关键字: BeO;Be; 三叉晶界;应力集中;塑性
(1. Key Laboratory for Anisotropy and Texture of Materials, Ministry of Education,
Northeastern University, Shenyang 110004, China;
2. Key Laboratory for Rare Materials, Ningxia Province, Northwest Rare Metal Materials Research Institute,
Shizuishan 753000, China)
Abstract:The effects of the morphology and distribution of BeO impurity on the mechanical properties of metal beryllium in the powder hot isostatic pressed (HIPed) metal beryllium and the vacuum annealed ones were studied, and the general conclusions were obtained. The results show that the morphology and distribution of BeO impurity play more important roles than the BeO content in controlling mechanical properties of beryllium.

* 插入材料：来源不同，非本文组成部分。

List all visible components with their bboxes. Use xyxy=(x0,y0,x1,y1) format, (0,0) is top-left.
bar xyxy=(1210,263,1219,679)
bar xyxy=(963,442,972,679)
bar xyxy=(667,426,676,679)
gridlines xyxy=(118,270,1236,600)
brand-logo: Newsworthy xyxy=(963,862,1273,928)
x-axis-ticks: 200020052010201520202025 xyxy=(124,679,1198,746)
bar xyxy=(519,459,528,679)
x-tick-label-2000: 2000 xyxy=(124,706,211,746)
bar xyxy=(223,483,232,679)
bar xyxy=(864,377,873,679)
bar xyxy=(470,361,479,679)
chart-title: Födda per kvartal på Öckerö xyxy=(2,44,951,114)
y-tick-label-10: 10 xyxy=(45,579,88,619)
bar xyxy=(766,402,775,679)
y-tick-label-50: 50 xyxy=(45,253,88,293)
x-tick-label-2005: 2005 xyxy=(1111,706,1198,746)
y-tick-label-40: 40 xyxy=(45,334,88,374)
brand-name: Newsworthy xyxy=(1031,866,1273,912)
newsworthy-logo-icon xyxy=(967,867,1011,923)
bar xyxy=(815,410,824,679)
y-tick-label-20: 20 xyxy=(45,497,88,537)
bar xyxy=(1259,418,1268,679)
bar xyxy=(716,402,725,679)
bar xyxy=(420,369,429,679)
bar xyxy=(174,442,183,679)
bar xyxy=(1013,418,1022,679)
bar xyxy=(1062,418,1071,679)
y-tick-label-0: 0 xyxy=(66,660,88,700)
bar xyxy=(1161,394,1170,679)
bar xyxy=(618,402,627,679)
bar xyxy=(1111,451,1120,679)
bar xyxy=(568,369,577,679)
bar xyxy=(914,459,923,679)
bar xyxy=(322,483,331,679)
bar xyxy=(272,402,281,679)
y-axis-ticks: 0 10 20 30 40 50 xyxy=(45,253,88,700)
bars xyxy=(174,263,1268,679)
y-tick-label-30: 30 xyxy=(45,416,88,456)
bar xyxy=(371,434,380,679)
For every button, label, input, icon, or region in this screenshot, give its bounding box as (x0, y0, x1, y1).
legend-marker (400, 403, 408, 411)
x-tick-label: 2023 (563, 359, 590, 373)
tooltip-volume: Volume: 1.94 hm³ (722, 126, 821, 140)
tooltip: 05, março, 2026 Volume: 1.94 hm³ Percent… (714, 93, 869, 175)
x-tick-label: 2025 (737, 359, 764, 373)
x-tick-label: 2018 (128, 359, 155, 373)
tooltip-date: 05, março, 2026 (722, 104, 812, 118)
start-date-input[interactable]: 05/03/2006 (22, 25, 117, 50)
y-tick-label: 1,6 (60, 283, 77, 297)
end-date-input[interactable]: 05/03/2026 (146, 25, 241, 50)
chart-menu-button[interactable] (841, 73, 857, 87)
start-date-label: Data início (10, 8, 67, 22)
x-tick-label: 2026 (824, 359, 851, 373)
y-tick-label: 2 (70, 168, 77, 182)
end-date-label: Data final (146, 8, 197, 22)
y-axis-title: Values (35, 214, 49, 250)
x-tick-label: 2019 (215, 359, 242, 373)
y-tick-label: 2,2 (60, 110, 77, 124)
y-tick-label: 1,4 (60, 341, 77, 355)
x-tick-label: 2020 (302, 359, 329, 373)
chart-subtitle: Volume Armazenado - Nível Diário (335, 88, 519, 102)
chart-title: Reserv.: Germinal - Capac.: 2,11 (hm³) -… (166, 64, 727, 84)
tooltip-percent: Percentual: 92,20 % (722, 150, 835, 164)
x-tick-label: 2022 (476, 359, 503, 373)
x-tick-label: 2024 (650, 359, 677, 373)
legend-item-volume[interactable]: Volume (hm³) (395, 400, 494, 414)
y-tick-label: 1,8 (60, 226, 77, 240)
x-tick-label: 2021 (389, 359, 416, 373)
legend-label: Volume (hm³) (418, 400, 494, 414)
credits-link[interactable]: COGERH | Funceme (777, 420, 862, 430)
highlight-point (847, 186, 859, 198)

When BeO particles monodisperse distribution in the beryllium matrix, BeO particle size and interparticle distance along the grain boundaries of Be are key factors to affect the strength and ductility of Be material, and BeO with size larger than 300 nm is the main reason of poor ductility of Be. BeO particles at the triple grain boundary junctions of Be, which is equivalent to the pre-fabricated microcracks inside, mainly lead to poor ductility of Be material.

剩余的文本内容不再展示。